MOTHER ON A TETHER
by v.s.gopalakrishnan
She was called Sarasa, short for Saraswathi. Never holding a veena, not carrying swathes of Vedic manuscripts in one of her four hands, and never seated near a peacock. But she was wisdom and arts. A clever Tanjorean with joie de vivre and savoir faire, unlike my father from North Arcot, naive and trusting, dreaming and faltering.Arts-wise, she was a singer though she never went near the A.I.R. unlike her sister Jaya (the heroine in the film 'Sivakavi').Jaya Periyamma would tell me:"Your mother and I sang standing near Gandhiji, at the huge Madras public gathering.She was only moving her lips and I was the real one who sang!" Sibling rivalry even past 60!
The women in my family, I mean my mother and two sisters, knew little English. That was not important for them.But having the 'European complexion'was the thing to want.They were blessed with it.Bright and shiny after a bath and chandan-like at dawn and ivory-like at dusk.All the invaders,I think, mingled into their blood -the Greeks,Parthians, Sakas,Huns and what not.
Like Jane Austen would have thought,the three women were always highly eligible,simply for their looks and skin-colour! Music was a must. My Kappu Chithi (Mausi, not mousy!) was an AIR veena player.When one of her strings snapped,she sobbed and I could hear that on the radio.They (AIR) then used filler music for the remaining time! And accomplished cooking was a must.These were trappings for trapping husbands!
My father was a bit darkish but the fact that he was Rangoon-based and he was into good business (you guessed it-export of teak and rice)compensated for that.A handsome husband is a liability since he would attract the bees.My father's side had no culture, not even agriculture.They were into reading newspapers and books only.In fact, my father would read 'The Hindu' for the entire day, from the first word to the last, including the advertisements and matrimonial columns!
Mothers' Day! What rubbish! They never even observed their own birthdays.They probably even forgot their birthdates and there was no wedding anniversary.Every day was perhaps an anniversary day, and that should be obvious by counting the six children and the lost ones (two in fact, one from untimely abortion and another from diphtheria, the child-killer in those days).
Giving presents was considered if not barbaric,a bourgeois practice(of 'lumpen' bourgeoisie, why not?)!
Life was lived on love and thin air.
And what mothers those days, my God! Boiling hot water poured on your tender 4 month old body,under the guise of bathing!

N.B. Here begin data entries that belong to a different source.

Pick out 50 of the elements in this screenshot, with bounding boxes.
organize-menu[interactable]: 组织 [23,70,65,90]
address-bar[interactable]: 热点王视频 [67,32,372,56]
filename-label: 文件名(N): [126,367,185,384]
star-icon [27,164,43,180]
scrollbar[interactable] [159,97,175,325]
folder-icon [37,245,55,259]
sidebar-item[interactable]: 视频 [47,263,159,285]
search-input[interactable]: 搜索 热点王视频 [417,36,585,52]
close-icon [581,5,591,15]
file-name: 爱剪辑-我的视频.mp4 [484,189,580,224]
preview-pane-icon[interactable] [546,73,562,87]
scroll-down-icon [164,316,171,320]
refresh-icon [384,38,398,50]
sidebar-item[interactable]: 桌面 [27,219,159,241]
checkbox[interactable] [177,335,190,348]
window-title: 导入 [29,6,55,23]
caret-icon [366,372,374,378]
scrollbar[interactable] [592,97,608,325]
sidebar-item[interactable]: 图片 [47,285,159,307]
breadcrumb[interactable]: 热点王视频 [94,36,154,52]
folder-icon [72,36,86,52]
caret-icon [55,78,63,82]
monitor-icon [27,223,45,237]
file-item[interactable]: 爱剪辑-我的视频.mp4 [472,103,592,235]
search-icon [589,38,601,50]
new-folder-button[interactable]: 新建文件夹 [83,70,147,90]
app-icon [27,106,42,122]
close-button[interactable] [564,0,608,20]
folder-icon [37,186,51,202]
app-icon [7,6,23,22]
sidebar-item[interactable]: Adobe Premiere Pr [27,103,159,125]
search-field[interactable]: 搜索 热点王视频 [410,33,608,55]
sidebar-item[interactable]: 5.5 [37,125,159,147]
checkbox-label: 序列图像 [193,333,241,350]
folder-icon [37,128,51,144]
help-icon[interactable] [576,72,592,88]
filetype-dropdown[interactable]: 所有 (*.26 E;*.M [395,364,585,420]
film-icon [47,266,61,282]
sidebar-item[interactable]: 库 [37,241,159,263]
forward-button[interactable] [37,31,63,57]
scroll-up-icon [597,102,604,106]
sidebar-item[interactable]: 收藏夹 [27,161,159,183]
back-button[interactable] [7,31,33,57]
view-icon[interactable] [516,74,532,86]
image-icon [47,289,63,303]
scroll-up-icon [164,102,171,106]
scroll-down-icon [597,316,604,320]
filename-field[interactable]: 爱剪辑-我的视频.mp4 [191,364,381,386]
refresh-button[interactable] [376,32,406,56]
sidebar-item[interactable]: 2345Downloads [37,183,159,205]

Castor oil thrust down your gullet every third month, to flush your system.Any resistance to such tyranny was total taboo.You were fully starved of food till 3 pm, waiting for your bowels and worms to get all cleared.Who will give presents to such mothers?
Today's mothers deserve gifts -- for letting the children wander,for giving them carte blanche,for pampering them with electronics (like cell phone and i-Pod), for letting them enjoy unchecked laissez-faire.This is what perhaps the children think.No gifts for boiling water and castor oil!